A white cane helps, and she spent plenty of time on and around campus before starting the school year to help familiarize herself with it.
It’s the more simple things, like using the washer and dryer, that made for some challenges.
“I can't see the buttons for start, stop and all that stuff,” Irina said. “So I have all these little bump dots I can put on a surface … because before, I was literally crawling on top of the dryer to get close enough to see the buttons.”
Going shopping is a challenge, too. Someone has to drive her, but even when she’s there, she has trouble seeing the labels on different items. Still, she makes it happen
And putting on makeup, she rarely wears it unless she has to for an occasion.
“When I didn't know what she was dealing with, she'd make a mess of putting mascara on,” Maribeth said. “That Christmas after we found out what was going on, I got her this big, magnified mirror and she came downstairs and was like, ‘I can see my eyes!’ For the longest time, she wouldn't wear makeup because she didn't want to deal with it and even now, there are days she won’t even put anything on.”
A lot of people may see those challenges as disadvantages, but not Irina. She’s dealt with this her entire life and hasn’t let it stop her from doing the things she loves — something her father cherishes.
“She's always got a positive attitude more than anybody I could ever imagine,” Walt said. “When the doctor was telling her what she had, she was just as strong as could be. She doesn’t think anything negative.

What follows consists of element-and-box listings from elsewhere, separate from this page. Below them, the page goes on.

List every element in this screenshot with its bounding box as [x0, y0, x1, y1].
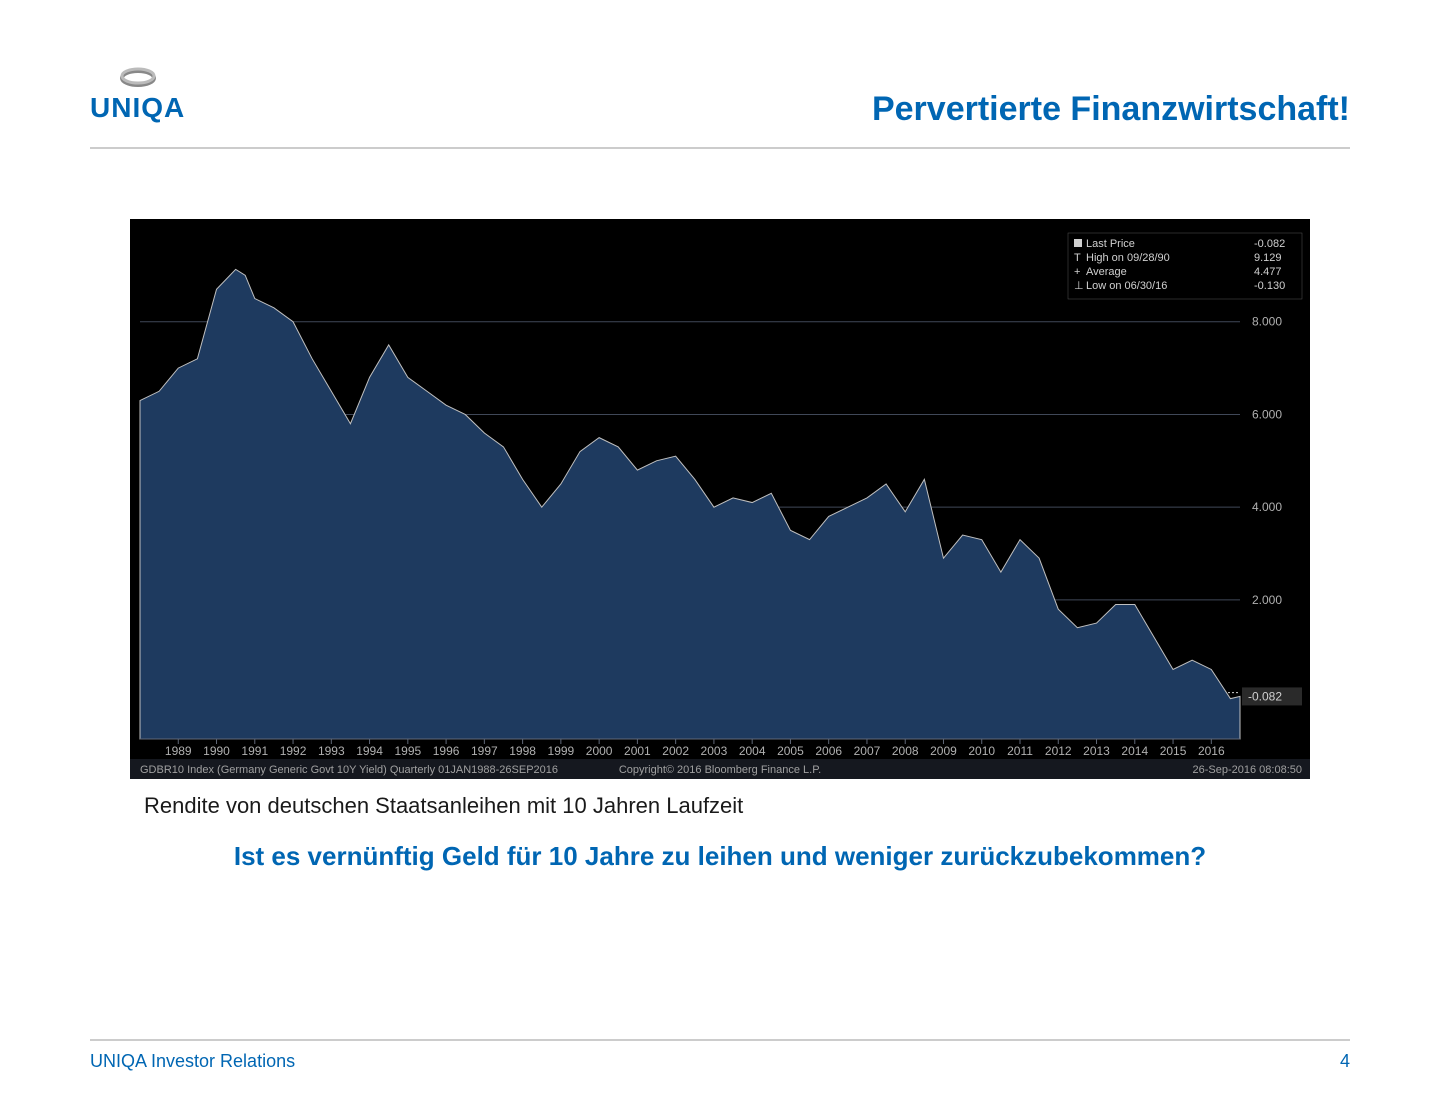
svg-text:⊥: ⊥	[1074, 280, 1084, 292]
svg-text:2008: 2008	[892, 744, 919, 758]
current-price-label: -0.082	[1248, 689, 1282, 703]
svg-text:2000: 2000	[586, 744, 613, 758]
svg-text:1995: 1995	[394, 744, 421, 758]
svg-text:1990: 1990	[203, 744, 230, 758]
brand-logo: UNIQA	[90, 60, 185, 124]
svg-text:2016: 2016	[1198, 744, 1225, 758]
chart-timestamp: 26-Sep-2016 08:08:50	[1193, 764, 1302, 776]
page-number: 4	[1340, 1051, 1350, 1072]
svg-text:1989: 1989	[165, 744, 192, 758]
svg-text:2012: 2012	[1045, 744, 1072, 758]
svg-text:4.477: 4.477	[1254, 266, 1282, 278]
svg-text:1992: 1992	[280, 744, 307, 758]
svg-text:2001: 2001	[624, 744, 651, 758]
svg-text:Average: Average	[1086, 266, 1127, 278]
slide-question: Ist es vernünftig Geld für 10 Jahre zu l…	[90, 841, 1350, 872]
svg-text:1996: 1996	[433, 744, 460, 758]
svg-text:1994: 1994	[356, 744, 383, 758]
chart-copyright: Copyright© 2016 Bloomberg Finance L.P.	[619, 764, 821, 776]
svg-text:2004: 2004	[739, 744, 766, 758]
chart-subtitle: Rendite von deutschen Staatsanleihen mit…	[144, 793, 1310, 819]
svg-text:1993: 1993	[318, 744, 345, 758]
chart-legend: Last Price -0.082 T High on 09/28/90 9.1…	[1068, 233, 1302, 299]
svg-text:2011: 2011	[1007, 744, 1033, 758]
svg-text:2006: 2006	[815, 744, 842, 758]
svg-text:8.000: 8.000	[1252, 315, 1282, 329]
svg-text:Low on 06/30/16: Low on 06/30/16	[1086, 280, 1167, 292]
chart-svg: 2.000 4.000 6.000 8.000 -0.082 1989 1990 1991…	[130, 219, 1310, 779]
svg-text:1998: 1998	[509, 744, 536, 758]
svg-text:Last Price: Last Price	[1086, 238, 1135, 250]
slide-title: Pervertierte Finanzwirtschaft!	[872, 90, 1350, 129]
bond-yield-chart: 2.000 4.000 6.000 8.000 -0.082 1989 1990 1991…	[130, 219, 1310, 819]
svg-text:6.000: 6.000	[1252, 407, 1282, 421]
svg-text:2002: 2002	[662, 744, 689, 758]
svg-text:2005: 2005	[777, 744, 804, 758]
svg-text:9.129: 9.129	[1254, 252, 1282, 264]
uniqa-ring-icon	[114, 60, 162, 88]
svg-text:1999: 1999	[548, 744, 575, 758]
svg-text:T: T	[1074, 252, 1081, 264]
svg-text:-0.130: -0.130	[1254, 280, 1285, 292]
svg-text:2015: 2015	[1160, 744, 1187, 758]
svg-text:2003: 2003	[701, 744, 728, 758]
chart-source: GDBR10 Index (Germany Generic Govt 10Y Y…	[140, 764, 558, 776]
svg-text:+: +	[1074, 266, 1080, 278]
footer-bar: UNIQA Investor Relations 4	[90, 1039, 1350, 1072]
brand-name: UNIQA	[90, 92, 185, 124]
svg-text:2009: 2009	[930, 744, 957, 758]
svg-text:2010: 2010	[968, 744, 995, 758]
svg-text:1991: 1991	[241, 744, 268, 758]
svg-text:High on 09/28/90: High on 09/28/90	[1086, 252, 1170, 264]
svg-text:2.000: 2.000	[1252, 593, 1282, 607]
svg-text:-0.082: -0.082	[1254, 238, 1285, 250]
svg-text:2013: 2013	[1083, 744, 1110, 758]
divider-top	[90, 147, 1350, 149]
svg-text:4.000: 4.000	[1252, 500, 1282, 514]
svg-text:2014: 2014	[1121, 744, 1148, 758]
svg-text:1997: 1997	[471, 744, 498, 758]
footer-left: UNIQA Investor Relations	[90, 1051, 295, 1072]
svg-text:2007: 2007	[854, 744, 881, 758]
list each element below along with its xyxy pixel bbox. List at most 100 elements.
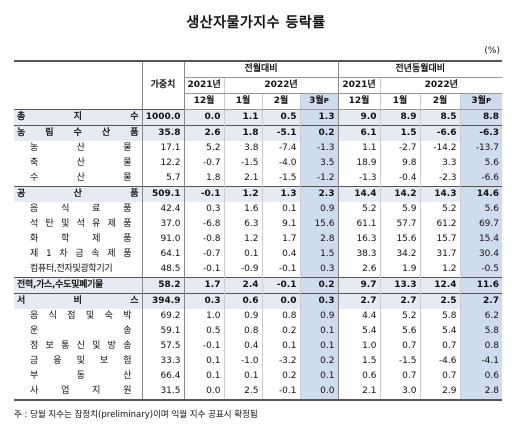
row-value: 0.1 [299,324,338,339]
table-row: 금 융 및 보 험 33.3 0.1 -1.0 -3.2 0.2 1.5 -1.5 -4.6 -4… [14,354,502,369]
row-value: 0.0 [183,109,224,126]
row-value: 18.9 [337,156,380,171]
row-value: 3.0 [379,384,420,400]
row-value: 0.7 [379,369,420,384]
row-value: 5.2 [379,309,420,324]
row-value: 0.3 [299,262,338,278]
table-row: 부 동 산 66.4 0.1 0.1 0.2 0.1 0.6 0.7 0.7 0.6 [14,369,502,384]
row-value: 9.0 [337,109,380,126]
row-value: 0.6 [459,369,502,384]
row-value: 0.9 [299,202,338,217]
row-label: 음 식 점 및 숙 박 [30,311,132,321]
header-month-current: 3월P [459,93,502,110]
row-value: 1.5 [337,354,380,369]
row-label: 서 비 스 [17,296,139,306]
table-row: 농 림 수 산 품 35.8 2.6 1.8 -5.1 0.2 6.1 1.5 -6.6 -6.3 [14,125,502,141]
row-value: 5.8 [419,309,460,324]
row-value: 2.5 [223,384,262,400]
header-month: 2월 [261,93,300,110]
row-value: 0.2 [299,277,338,294]
row-weight: 31.5 [141,384,184,400]
row-value: -3.2 [261,354,300,369]
row-value: 3.8 [223,141,262,156]
row-value: 0.1 [299,339,338,354]
row-value: 0.0 [183,384,224,400]
table-row: 석 탄 및 석 유 제 품 37.0 -6.8 6.3 9.1 15.6 61.1 57.7 6… [14,217,502,232]
row-value: -1.5 [379,354,420,369]
row-label: 음 식 료 품 [30,204,132,214]
row-value: 0.7 [419,369,460,384]
row-value: 0.1 [261,339,300,354]
row-value: -0.1 [183,262,224,278]
row-value: 5.6 [379,324,420,339]
row-value: 6.2 [459,309,502,324]
row-value: -1.3 [299,141,338,156]
row-value: -6.3 [459,125,502,141]
row-value: 2.1 [337,384,380,400]
table-row: 수 산 물 5.7 1.8 2.1 -1.5 -1.2 -1.3 -0.4 -2.3 -6.6 [14,171,502,187]
row-value: 31.7 [419,247,460,262]
row-value: 0.4 [223,339,262,354]
row-value: 8.9 [379,109,420,126]
row-value: 14.2 [379,186,420,202]
row-weight: 58.2 [141,277,184,294]
row-value: 5.2 [419,202,460,217]
header-month: 12월 [183,93,224,110]
row-value: 0.8 [223,324,262,339]
table-row: 농 산 물 17.1 5.2 3.8 -7.4 -1.3 1.1 -2.7 -14.2 -13.7 [14,141,502,156]
row-value: 2.6 [337,262,380,278]
row-value: 2.3 [299,186,338,202]
row-label: 사 업 지 원 [30,386,132,396]
row-value: 14.4 [337,186,380,202]
table-row: 컴퓨터,전자및광학기기 48.5 -0.1 -0.9 -0.1 0.3 2.6 1.9 1.2-… [14,262,502,278]
row-value: 1.1 [223,109,262,126]
table-row: 전력,가스,수도및폐기물 58.2 1.7 2.4 -0.1 0.2 9.7 13.3 12.4… [14,277,502,294]
row-value: 0.9 [223,309,262,324]
row-value: 2.7 [379,293,420,309]
row-label: 제 1 차 금 속 제 품 [30,249,132,259]
table-title: 생산자물가지수 등락률 [186,15,326,31]
row-value: 11.6 [459,277,502,294]
row-label: 농 림 수 산 품 [17,128,139,138]
row-value: -0.1 [261,262,300,278]
header-blank [14,61,142,110]
row-value: -0.4 [379,171,420,187]
row-weight: 17.1 [141,141,184,156]
row-value: 15.6 [379,232,420,247]
row-value: -0.1 [261,277,300,294]
row-value: 12.4 [419,277,460,294]
row-weight: 35.8 [141,125,184,141]
row-value: -2.3 [419,171,460,187]
row-value: 1.6 [223,202,262,217]
row-value: 5.2 [183,141,224,156]
row-value: -0.1 [183,186,224,202]
row-value: 0.4 [261,247,300,262]
row-value: 8.5 [419,109,460,126]
row-value: 5.4 [337,324,380,339]
row-value: 0.5 [183,324,224,339]
row-value: 1.5 [379,125,420,141]
row-value: -0.5 [459,262,502,278]
row-value: 0.2 [299,354,338,369]
header-month: 1월 [379,93,420,110]
row-value: -13.7 [459,141,502,156]
row-value: 0.7 [419,339,460,354]
row-value: 34.2 [379,247,420,262]
header-year-2022-mom: 2022년 [223,77,338,94]
row-value: 6.3 [223,217,262,232]
row-value: -6.8 [183,217,224,232]
row-value: -1.2 [299,171,338,187]
row-weight: 59.1 [141,324,184,339]
row-value: 2.8 [299,232,338,247]
row-value: 1.7 [261,232,300,247]
row-value: -6.6 [459,171,502,187]
row-value: 0.1 [183,369,224,384]
row-value: 14.3 [419,186,460,202]
row-value: 16.3 [337,232,380,247]
row-value: 5.8 [459,324,502,339]
row-value: -0.9 [223,262,262,278]
row-label: 부 동 산 [30,371,132,381]
row-value: 15.6 [299,217,338,232]
row-value: 2.6 [183,125,224,141]
row-label: 석 탄 및 석 유 제 품 [30,219,132,229]
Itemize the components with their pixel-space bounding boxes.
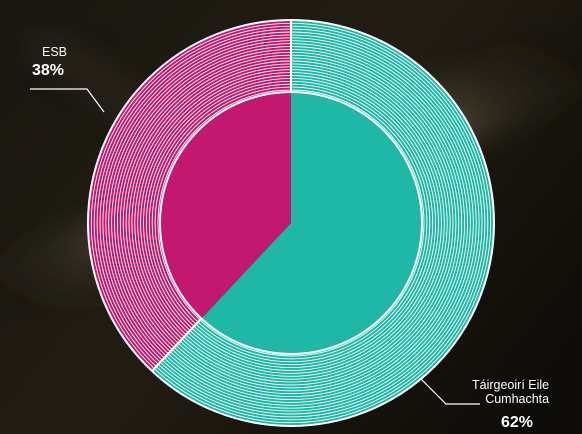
ring-inner-border: [159, 91, 423, 355]
slice-label-other-producers: Táirgeoirí Eile Cumhachta: [472, 378, 549, 406]
slice-label-line: Cumhachta: [485, 392, 550, 406]
leader-line-esb: [30, 88, 105, 113]
slice-label-line: ESB: [42, 45, 68, 59]
slice-other-producers: [150, 19, 495, 427]
leader-line-other-producers: [419, 377, 480, 405]
slice-value-esb: 38%: [32, 62, 65, 79]
ring-outer-border: [87, 19, 495, 427]
slice-label-esb: ESB: [42, 45, 67, 59]
slice-separator: [151, 317, 203, 372]
slice-label-line: Táirgeoirí Eile: [472, 378, 550, 392]
slice-value-other-producers: 62%: [501, 414, 534, 431]
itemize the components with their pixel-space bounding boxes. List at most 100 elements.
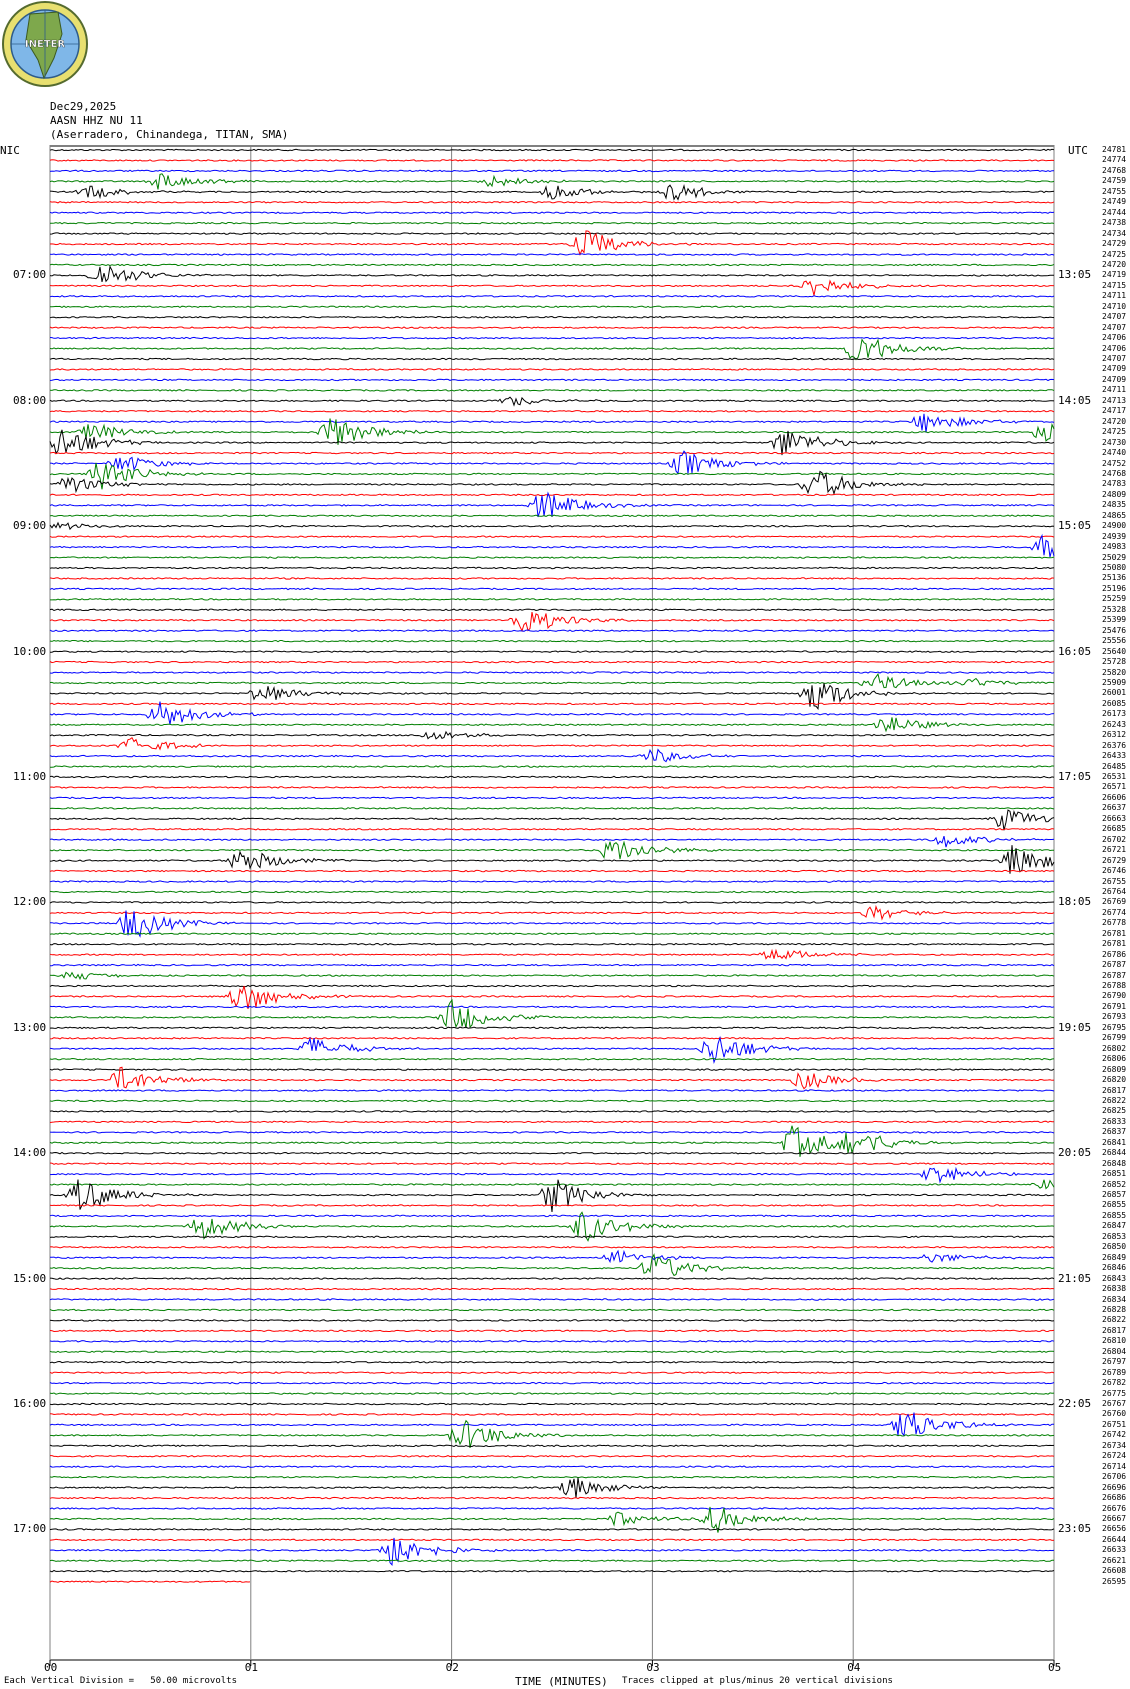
trace-count-label: 26751 xyxy=(1102,1419,1127,1429)
trace-count-label: 26656 xyxy=(1102,1524,1127,1534)
seismic-trace xyxy=(49,493,1055,497)
trace-count-label: 24768 xyxy=(1102,468,1127,478)
trace-count-label: 26851 xyxy=(1102,1169,1127,1179)
seismic-trace xyxy=(49,948,1055,960)
seismic-trace xyxy=(49,890,1055,894)
trace-count-label: 24734 xyxy=(1102,228,1127,238)
seismic-traces xyxy=(49,148,1055,1583)
trace-count-label: 24835 xyxy=(1102,500,1127,510)
trace-count-label: 24749 xyxy=(1102,197,1127,207)
seismic-trace xyxy=(49,901,1055,904)
trace-count-label: 25820 xyxy=(1102,667,1127,677)
seismic-trace xyxy=(49,294,1055,298)
nic-time-label: 08:00 xyxy=(13,393,47,407)
nic-time-label: 14:00 xyxy=(13,1146,47,1160)
utc-time-label: 17:05 xyxy=(1058,770,1092,783)
trace-count-label: 24720 xyxy=(1102,416,1127,426)
seismic-trace xyxy=(49,880,1055,883)
seismic-trace xyxy=(49,1249,1055,1264)
trace-count-label: 24706 xyxy=(1102,333,1127,343)
trace-count-label: 26760 xyxy=(1102,1409,1127,1419)
trace-count-label: 24707 xyxy=(1102,354,1127,363)
trace-count-label: 26855 xyxy=(1102,1210,1127,1220)
trace-count-label: 26746 xyxy=(1102,866,1127,876)
trace-count-label: 26795 xyxy=(1102,1022,1127,1032)
seismic-trace xyxy=(49,1402,1055,1406)
seismic-trace xyxy=(49,1381,1055,1385)
trace-count-label: 25259 xyxy=(1102,594,1127,604)
seismic-trace xyxy=(49,807,1055,810)
trace-count-label: 24783 xyxy=(1102,479,1127,489)
trace-count-label: 26621 xyxy=(1102,1555,1127,1565)
utc-time-label: 21:05 xyxy=(1058,1271,1092,1285)
trace-count-label: 26848 xyxy=(1102,1158,1127,1168)
nic-time-label: 10:00 xyxy=(13,644,47,658)
seismic-trace xyxy=(50,598,1055,601)
seismic-trace xyxy=(49,1569,1055,1573)
seismic-trace xyxy=(49,1580,251,1583)
seismic-trace xyxy=(49,201,1055,204)
utc-time-label: 18:05 xyxy=(1058,895,1092,909)
trace-count-label: 26714 xyxy=(1102,1461,1127,1471)
trace-count-label: 26774 xyxy=(1102,907,1127,917)
seismic-trace xyxy=(49,1538,1055,1542)
seismic-trace xyxy=(49,717,1055,733)
trace-count-label: 26571 xyxy=(1102,782,1127,792)
footer-scale-note: Each Vertical Division = 50.00 microvolt… xyxy=(4,1676,237,1686)
utc-time-label: 20:05 xyxy=(1058,1146,1092,1160)
trace-count-label: 26433 xyxy=(1102,751,1127,761)
seismic-trace xyxy=(49,326,1055,329)
left-timezone-label: NIC xyxy=(0,144,20,157)
channel-name: AASN HHZ NU 11 xyxy=(50,114,143,127)
seismic-trace xyxy=(49,1246,1055,1249)
trace-count-label: 26778 xyxy=(1102,918,1127,928)
trace-count-label: 25136 xyxy=(1102,573,1127,583)
seismic-trace xyxy=(49,1287,1055,1291)
trace-count-label: 26787 xyxy=(1102,960,1127,970)
seismic-trace xyxy=(49,932,1055,935)
trace-count-label: 24774 xyxy=(1102,155,1127,165)
trace-count-label: 24939 xyxy=(1102,531,1127,541)
seismic-trace xyxy=(49,1131,1055,1134)
trace-count-label: 26312 xyxy=(1102,730,1127,740)
trace-count-label: 26825 xyxy=(1102,1106,1127,1116)
trace-count-label: 26793 xyxy=(1102,1012,1127,1022)
trace-count-label: 26755 xyxy=(1102,876,1127,886)
nic-time-label: 09:00 xyxy=(13,519,47,533)
trace-count-label: 24759 xyxy=(1102,176,1127,186)
seismic-trace xyxy=(49,1319,1055,1322)
trace-count-label: 26742 xyxy=(1102,1430,1127,1440)
trace-count-label: 24738 xyxy=(1102,218,1127,228)
seismic-trace xyxy=(49,1413,1055,1416)
seismic-trace xyxy=(50,1455,1055,1458)
seismic-trace xyxy=(49,148,1055,152)
trace-count-label: 24768 xyxy=(1102,165,1127,175)
seismic-trace xyxy=(49,462,1055,490)
seismic-trace xyxy=(50,765,1055,768)
trace-count-label: 24729 xyxy=(1102,239,1127,249)
seismic-trace xyxy=(49,1496,1055,1500)
trace-count-label: 26797 xyxy=(1102,1357,1127,1367)
trace-count-label: 24900 xyxy=(1102,521,1127,531)
seismic-trace xyxy=(49,230,1054,256)
seismic-trace xyxy=(49,845,1055,874)
seismic-trace xyxy=(50,305,1055,308)
trace-count-label: 26790 xyxy=(1102,991,1127,1001)
seismic-trace xyxy=(49,418,1055,445)
trace-count-label: 24752 xyxy=(1102,458,1127,468)
seismic-trace xyxy=(49,1308,1055,1312)
trace-count-label: 26855 xyxy=(1102,1200,1127,1210)
trace-count-label: 26724 xyxy=(1102,1451,1127,1461)
seismic-trace xyxy=(49,786,1055,789)
x-tick-label: 00 xyxy=(44,1661,58,1674)
trace-count-label: 26857 xyxy=(1102,1190,1127,1199)
trace-count-label: 26843 xyxy=(1102,1273,1127,1283)
trace-count-label: 26786 xyxy=(1102,949,1127,959)
seismic-trace xyxy=(49,514,1055,517)
seismic-trace xyxy=(49,984,1055,988)
trace-count-label: 26696 xyxy=(1102,1482,1127,1492)
nic-time-label: 15:00 xyxy=(13,1271,47,1285)
trace-count-label: 26788 xyxy=(1102,981,1127,990)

She's very much an optimist, and she's got a positive outlook.”
Irina’s outlook is so positive that she even thinks there are perks to having a vision disability.
When she’s at the airport, she said she feels “like royalty.” And when she’s using her white cane in a crowd, “They part like the Red Sea.”
“Yeah, there are downsides to having a disability, but I feel like there are way more upsides, personally,” Irina said. “I feel like there's a lot we can do, we just do it a little differently than sighted people.”
And that's what impresses her mother the most.
“She's always told me, she goes, 'I can do anything anybody else can do,’” Maribeth said, her voice breaking as she teared up. “‘I just have to do it in a different way.’ And that's what she does. She knows what she's got to do. She knows the easiest way may be what somebody else does, but that's not how she can do it. So, she always finds a way.”
Irina finds a way each day to lean on that Bible verse in 2 Corinthians, too, encouraging her to live her life with her faith in front of her. Maribeth said Irina is always telling her, “God's got this Mama. I know he's in control.”
And through it all — through her faith — she remembers God gave her more than just one way to see.
“You have five senses for a reason,” Irina said. “So, don't just use the one.”